Practical Guide
90-day remediation planning guide for security and compliance findings.
Use this guide after an assessment, insurance review, questionnaire response, or vendor risk review produces more gaps than the team can close at once.
Step 1
Who This Is For
SMBs with assessment findings, underwriting gaps, privacy safeguards gaps, vendor risk conditions, or customer questionnaire blockers.
Teams that need to coordinate IT, outside IT provider, leadership, HR, operations, finance, vendors, and development owners.

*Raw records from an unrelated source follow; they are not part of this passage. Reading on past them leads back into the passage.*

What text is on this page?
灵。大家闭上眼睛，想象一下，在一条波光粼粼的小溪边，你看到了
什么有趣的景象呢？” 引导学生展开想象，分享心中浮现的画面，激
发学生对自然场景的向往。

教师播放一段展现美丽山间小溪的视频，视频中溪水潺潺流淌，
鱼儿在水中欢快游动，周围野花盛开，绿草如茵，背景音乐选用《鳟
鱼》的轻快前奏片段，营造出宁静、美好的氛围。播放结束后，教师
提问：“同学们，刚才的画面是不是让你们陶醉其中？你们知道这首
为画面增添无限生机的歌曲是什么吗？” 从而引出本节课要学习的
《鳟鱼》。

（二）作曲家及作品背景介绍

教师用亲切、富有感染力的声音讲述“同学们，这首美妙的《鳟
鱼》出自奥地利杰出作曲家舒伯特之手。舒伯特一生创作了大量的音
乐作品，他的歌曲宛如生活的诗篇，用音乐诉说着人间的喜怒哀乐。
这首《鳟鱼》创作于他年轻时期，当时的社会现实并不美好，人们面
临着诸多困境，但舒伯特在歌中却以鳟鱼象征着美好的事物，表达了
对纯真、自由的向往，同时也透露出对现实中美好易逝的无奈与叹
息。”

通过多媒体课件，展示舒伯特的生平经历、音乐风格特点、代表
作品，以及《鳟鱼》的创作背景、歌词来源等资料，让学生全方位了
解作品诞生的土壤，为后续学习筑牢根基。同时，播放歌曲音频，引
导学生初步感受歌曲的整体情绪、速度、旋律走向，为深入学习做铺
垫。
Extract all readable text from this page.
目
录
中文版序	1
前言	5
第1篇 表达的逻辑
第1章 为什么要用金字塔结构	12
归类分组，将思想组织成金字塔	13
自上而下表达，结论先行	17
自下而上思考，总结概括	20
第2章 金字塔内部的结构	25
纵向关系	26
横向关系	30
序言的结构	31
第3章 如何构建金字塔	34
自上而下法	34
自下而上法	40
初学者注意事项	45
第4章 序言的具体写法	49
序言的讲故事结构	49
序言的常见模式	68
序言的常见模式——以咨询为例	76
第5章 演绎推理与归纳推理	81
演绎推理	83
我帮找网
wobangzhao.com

Organizations that need to show progress without overpromising dates or hiding deferred risk.
Step 2
Days 1-30: Stabilize Urgent Gaps
Prioritize easily exploitable or deadline-critical items such as extra login verification, exposed admin access, weak credentials, missing backup proof, and urgent policy gaps.
Assign a named owner and target date for every critical item.
Capture quick validation evidence after each fix, such as screenshots, reports, configuration exports, or test notes.
Create an exception entry for anything that cannot be closed quickly.
Step 3
Days 31-60: Coordinate Deeper Fixes
Plan work that requires maintenance windows, code changes, network changes, vendor support, outside IT provider coordination, procurement, or leadership decisions.
Separate control fixes from documentation fixes so neither hides the other.
Retest after changes and record before-and-after evidence tied to the original finding.
Review open exceptions weekly or at each project checkpoint.
Step 4
Days 61-90: Validate And Govern
Close lower-risk items, collect final proof, and confirm earlier fixes have not drifted.
Update policies, trust packs, broker summaries, and questionnaire answers so evidence reflects the new state.
Document residual risk, compensating controls, owner, expiry date, and next review date for deferred items.
Move long-term redesign or budget items into the next quarterly roadmap.
Step 5
What The Plan Should Track
Finding ID, source, business impact, risk level, owner, environment, proposed control change, target date, and validation method.
Evidence links before and after remediation.
Exception rationale, compensating control, expiry date, and review cadence.
Open/closed/reopened counts, risk burn-down trend, and next-month priorities.
Step 6
When To Ask For Help
Findings are clear but ownership, sequencing, or validation evidence is not.
The business needs a customer, broker, or leadership-ready remediation summary.
Deferred items need careful exception language and recurring review discipline.